Schönenbuch

Für den Wald kann noch keine Entwarnung gegeben werden

Im Waldgebiet «Buech» im Rünenberger Bann liegt eine der 204 Walddauerbeobachtungsflächen.  ueli Frei

Im Waldgebiet «Buech» im Rünenberger Bann liegt eine der 204 Walddauerbeobachtungsflächen. ueli Frei

Die Versauerung und der Klimawandel setzen Bäumen zu. Ein Institut in Schönenbuch untersucht diese Phänomene. Klar ist: Der Wald leidet unter schleichenden, für den Laien kaum feststellbaren Veränderungen.

Anfang der 1980er-Jahre sorgte das Waldsterben für hitzige Debatten. Als Folgen wurden unter anderem der Katalysator eingeführt und das Heizöl entschwefelt. Die Diskussion hat sich beruhigt. Doch: Leider sei kein Grund zur Entwarnung gegeben, sagt Walter Flückiger vom Institut für angewandte Pflanzenbiologie (IAP) in Schönenbuch.

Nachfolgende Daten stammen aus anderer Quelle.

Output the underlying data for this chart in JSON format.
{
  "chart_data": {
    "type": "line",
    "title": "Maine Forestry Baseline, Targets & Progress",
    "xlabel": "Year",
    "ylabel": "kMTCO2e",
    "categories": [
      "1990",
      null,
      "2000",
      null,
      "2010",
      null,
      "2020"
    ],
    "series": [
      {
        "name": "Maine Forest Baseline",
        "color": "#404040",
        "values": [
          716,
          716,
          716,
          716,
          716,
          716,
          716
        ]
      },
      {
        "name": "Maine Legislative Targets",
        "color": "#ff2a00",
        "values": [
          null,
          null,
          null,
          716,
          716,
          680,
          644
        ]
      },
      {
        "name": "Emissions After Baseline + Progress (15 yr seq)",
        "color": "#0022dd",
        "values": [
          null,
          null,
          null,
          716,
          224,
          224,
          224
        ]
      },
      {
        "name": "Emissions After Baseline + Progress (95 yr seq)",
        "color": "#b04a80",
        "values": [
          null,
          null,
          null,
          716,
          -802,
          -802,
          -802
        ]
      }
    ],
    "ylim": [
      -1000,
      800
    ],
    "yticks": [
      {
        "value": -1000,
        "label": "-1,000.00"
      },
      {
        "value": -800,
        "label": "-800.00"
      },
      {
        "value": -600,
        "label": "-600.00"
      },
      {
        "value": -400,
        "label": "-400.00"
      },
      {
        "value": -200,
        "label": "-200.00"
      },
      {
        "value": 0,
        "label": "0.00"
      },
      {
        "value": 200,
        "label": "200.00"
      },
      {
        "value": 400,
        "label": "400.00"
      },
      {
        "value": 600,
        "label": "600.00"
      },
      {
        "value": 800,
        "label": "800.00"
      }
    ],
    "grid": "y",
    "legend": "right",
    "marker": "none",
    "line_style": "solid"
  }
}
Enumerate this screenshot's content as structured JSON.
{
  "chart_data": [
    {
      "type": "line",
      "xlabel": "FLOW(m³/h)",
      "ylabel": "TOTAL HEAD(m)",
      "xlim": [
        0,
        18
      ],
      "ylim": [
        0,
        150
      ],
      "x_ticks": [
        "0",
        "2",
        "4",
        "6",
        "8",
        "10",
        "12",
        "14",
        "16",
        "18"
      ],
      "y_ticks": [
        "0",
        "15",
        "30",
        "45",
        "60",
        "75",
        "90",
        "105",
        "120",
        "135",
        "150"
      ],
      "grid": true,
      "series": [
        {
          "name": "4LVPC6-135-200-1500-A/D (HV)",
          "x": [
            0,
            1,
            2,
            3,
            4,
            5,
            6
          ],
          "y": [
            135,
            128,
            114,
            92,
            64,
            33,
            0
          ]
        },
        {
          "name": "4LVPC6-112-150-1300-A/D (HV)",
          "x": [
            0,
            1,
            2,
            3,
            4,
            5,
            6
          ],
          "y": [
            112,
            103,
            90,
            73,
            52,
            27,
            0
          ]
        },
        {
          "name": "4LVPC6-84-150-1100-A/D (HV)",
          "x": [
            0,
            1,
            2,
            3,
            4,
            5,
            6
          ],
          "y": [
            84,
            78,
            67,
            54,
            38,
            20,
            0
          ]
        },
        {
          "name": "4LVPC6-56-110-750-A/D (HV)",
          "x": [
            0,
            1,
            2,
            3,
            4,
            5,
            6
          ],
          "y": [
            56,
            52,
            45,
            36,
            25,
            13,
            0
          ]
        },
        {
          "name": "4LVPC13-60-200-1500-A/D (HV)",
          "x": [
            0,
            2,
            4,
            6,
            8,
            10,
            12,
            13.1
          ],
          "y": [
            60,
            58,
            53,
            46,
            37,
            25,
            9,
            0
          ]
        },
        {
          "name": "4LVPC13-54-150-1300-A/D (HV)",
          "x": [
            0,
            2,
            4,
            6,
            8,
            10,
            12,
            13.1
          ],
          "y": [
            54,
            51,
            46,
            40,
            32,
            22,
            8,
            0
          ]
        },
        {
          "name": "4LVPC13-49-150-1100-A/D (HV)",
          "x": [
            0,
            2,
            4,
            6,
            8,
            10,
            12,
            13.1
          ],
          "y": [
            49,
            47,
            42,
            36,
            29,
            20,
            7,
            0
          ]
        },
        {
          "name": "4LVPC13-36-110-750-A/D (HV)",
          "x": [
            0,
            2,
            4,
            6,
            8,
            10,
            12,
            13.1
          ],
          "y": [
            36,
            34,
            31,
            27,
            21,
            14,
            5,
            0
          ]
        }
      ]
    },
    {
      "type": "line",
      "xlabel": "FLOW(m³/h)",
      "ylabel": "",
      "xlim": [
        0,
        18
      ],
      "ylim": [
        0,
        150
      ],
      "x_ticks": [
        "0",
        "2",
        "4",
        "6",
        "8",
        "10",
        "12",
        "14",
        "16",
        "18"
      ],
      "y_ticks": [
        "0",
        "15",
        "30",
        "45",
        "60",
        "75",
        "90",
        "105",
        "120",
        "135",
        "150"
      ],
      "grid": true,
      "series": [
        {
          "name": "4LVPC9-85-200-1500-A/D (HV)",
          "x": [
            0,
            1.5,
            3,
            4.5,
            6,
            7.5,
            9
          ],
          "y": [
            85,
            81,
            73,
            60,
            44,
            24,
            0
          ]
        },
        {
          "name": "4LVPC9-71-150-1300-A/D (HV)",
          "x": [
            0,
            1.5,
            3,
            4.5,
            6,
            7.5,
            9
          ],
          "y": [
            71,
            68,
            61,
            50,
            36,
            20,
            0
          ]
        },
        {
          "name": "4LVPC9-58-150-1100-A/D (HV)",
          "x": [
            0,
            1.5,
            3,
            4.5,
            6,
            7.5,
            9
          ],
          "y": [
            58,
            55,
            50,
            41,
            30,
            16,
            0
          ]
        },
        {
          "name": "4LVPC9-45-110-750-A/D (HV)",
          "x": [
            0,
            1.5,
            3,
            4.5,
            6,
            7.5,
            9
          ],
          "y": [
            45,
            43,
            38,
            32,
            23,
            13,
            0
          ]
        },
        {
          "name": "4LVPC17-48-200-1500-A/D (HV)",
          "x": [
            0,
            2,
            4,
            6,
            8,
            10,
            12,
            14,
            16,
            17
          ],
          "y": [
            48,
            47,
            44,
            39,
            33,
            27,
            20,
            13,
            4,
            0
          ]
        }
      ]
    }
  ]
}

Dies zeigen die Resultate der mittlerweile seit 27 Jahren laufenden wissenschaftlichen Langzeitstudie über die Gesundheit des Waldes.

Wurzeln als Indikatoren

Kronenzustand, Nährstoffstatus, Triebwachstum, Stammzuwachs, Artenvielfalt sowie die Bodenbeschaffenheit und der Zustand der Wurzeln dienen den Forschern als Indikatoren für die Waldgesundheit. Die Daten sammeln sie auf so genannten Walddauerbeobachtungsflächen.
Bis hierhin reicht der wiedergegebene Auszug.